Oil rallied through the end of the week, gaining $10 on Friday, on that report and a "weaker dollar." Yes, the dollar did drop as much as a few percent against the Euro, but why does a 1-2% drop in exchange rates trigger a 7% increase in the price of a related commodity? (Also, that same day, disappointing employment numbers were released. Normally, I'd expect a economically-bearish news nugget like that to move oil prices downward.)

On this hype, I attempted to short USO on Friday, but was denied as a significant percentage of my portfolio is currently short FSLR and CRM. Oil is down about $3 so far today, but as the previous contraction from about $135 to $122 showed us, all it will take for a nice surge in prices is another bullish report from experts.
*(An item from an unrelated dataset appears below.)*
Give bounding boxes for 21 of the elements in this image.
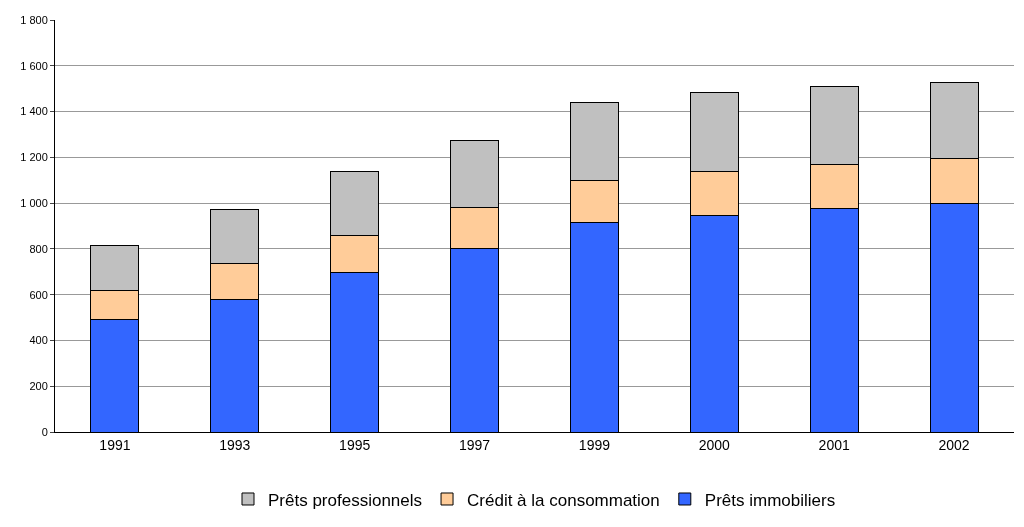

My thesis remains that the price of oil resembles that of a bubble, or a "bigger-fool" type of market. In hindsight, I'm glad that I'm not short, because I don't want to be holding the bag if oil does appreciate another 10, 20, or 30%, as many individuals and experts are forecasting (or speculating). However, I agree with Murti's long-term thesis; expensive oil is making alternatives very viable, if not much cheaper compared to hydrocarbon solutions. Maybe $120 or $150 oil will eventually reflect the supply-demand equilibrium, but I don't think that that time is now. I think that the best option is to just sit on the sidelines; maybe you'll miss out on some fast money, but someone is bound to end up holding the bag when rationality defeats speculation.